In Tanzania, it is estimated less than 1 per cent of teachers have any knowledge of special educational needs. The teachers lack pedagogical skills and knowledge involved in inclusive teaching and learning processes.
More still needs to be done in improving the curricula which are currently not designed in line with the principles and practice of inclusive education.
Mr Chanyika says his idea to improve the situation began gaining more acceptance among stakeholders when he submitted it as an application for the Americans with Disabilities Act International Fellowship Program on Inclusive Education in the United States at the University of South Dakota.
Since then, he hasn't looked back. While in Gaborone recently, he took part in the Expo that showcased ICT based innovative education solutions from across the continent for possible support including further development and replication.

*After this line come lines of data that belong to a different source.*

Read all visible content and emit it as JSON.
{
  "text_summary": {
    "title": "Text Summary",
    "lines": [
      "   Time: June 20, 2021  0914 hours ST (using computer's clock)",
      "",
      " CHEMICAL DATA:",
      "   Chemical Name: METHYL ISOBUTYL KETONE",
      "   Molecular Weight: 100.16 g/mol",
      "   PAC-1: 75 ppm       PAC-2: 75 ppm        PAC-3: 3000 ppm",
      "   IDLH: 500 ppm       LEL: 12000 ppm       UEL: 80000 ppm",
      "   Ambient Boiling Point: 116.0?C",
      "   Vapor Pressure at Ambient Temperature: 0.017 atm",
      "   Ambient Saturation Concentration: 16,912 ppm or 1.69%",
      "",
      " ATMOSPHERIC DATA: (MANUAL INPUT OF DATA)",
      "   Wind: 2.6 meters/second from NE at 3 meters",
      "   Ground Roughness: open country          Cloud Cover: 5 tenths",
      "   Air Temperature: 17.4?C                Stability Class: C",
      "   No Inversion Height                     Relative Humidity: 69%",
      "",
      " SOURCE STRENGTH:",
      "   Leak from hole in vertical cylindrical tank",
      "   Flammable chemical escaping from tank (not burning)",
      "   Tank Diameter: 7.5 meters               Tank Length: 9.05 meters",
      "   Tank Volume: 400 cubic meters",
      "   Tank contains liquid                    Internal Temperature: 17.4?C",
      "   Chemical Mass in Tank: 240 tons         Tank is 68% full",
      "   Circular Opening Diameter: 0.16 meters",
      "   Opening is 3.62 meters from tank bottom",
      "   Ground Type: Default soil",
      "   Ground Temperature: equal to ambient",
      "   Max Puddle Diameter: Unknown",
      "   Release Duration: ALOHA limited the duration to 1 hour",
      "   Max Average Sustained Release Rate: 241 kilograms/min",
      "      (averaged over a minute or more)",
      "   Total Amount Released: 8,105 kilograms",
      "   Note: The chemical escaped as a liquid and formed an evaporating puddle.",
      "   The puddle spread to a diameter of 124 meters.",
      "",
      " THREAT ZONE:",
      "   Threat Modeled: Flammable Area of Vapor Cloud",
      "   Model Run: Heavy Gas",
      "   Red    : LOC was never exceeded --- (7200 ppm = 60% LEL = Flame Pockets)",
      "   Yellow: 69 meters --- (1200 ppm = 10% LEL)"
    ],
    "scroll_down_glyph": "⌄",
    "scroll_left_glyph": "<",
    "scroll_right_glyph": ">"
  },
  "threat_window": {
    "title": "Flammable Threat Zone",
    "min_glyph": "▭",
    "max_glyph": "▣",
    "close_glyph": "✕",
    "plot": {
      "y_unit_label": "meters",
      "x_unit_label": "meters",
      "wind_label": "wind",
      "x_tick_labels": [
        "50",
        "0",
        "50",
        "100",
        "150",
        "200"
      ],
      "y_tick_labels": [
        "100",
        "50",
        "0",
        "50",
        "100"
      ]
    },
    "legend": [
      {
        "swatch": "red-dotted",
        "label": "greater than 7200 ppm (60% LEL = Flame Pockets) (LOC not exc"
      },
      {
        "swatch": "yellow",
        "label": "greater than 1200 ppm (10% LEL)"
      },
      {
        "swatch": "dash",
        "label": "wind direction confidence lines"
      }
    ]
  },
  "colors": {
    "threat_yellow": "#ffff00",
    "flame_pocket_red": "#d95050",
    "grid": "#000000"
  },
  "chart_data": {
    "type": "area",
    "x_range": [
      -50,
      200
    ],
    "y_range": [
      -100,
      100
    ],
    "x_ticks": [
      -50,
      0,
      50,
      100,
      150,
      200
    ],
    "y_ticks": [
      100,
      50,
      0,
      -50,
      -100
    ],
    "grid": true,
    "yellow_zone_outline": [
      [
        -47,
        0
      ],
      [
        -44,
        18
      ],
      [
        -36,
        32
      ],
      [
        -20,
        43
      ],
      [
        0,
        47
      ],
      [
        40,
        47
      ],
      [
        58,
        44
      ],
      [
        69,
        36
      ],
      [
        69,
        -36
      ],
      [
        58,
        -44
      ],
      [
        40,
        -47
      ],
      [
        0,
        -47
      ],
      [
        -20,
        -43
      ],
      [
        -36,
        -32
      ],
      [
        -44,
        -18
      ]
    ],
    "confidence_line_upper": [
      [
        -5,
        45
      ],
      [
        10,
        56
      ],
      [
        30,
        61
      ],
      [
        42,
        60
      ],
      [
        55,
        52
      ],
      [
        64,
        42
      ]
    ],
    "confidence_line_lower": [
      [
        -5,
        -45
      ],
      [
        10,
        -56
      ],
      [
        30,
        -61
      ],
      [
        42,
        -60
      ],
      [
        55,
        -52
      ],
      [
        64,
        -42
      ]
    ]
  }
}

"I want to take it further than what it is now," he says, recalling how he has been able to interact and bring more people on board in the days after he was awarded at the African Union in event in Botswana; that brought together 450 participants from over forty countries.
Member countries were represented by Ministers responsible for Education: Ethiopia, Ghana, Rwanda, Tanzania, Uganda and Zimbabwe; while others were represented by senior officials responsible for education: Angola; Benin; Chad, Comoros, the Gambia, Malawi, Mali, Nigeria, Senegal, and South Africa.
Zanzibar's Deputy Minister of Education and Vocational Training Mr Simai Mohammed Said told The Citizen that such awards are an opportunity for Tanzanians to innovate and serve communities.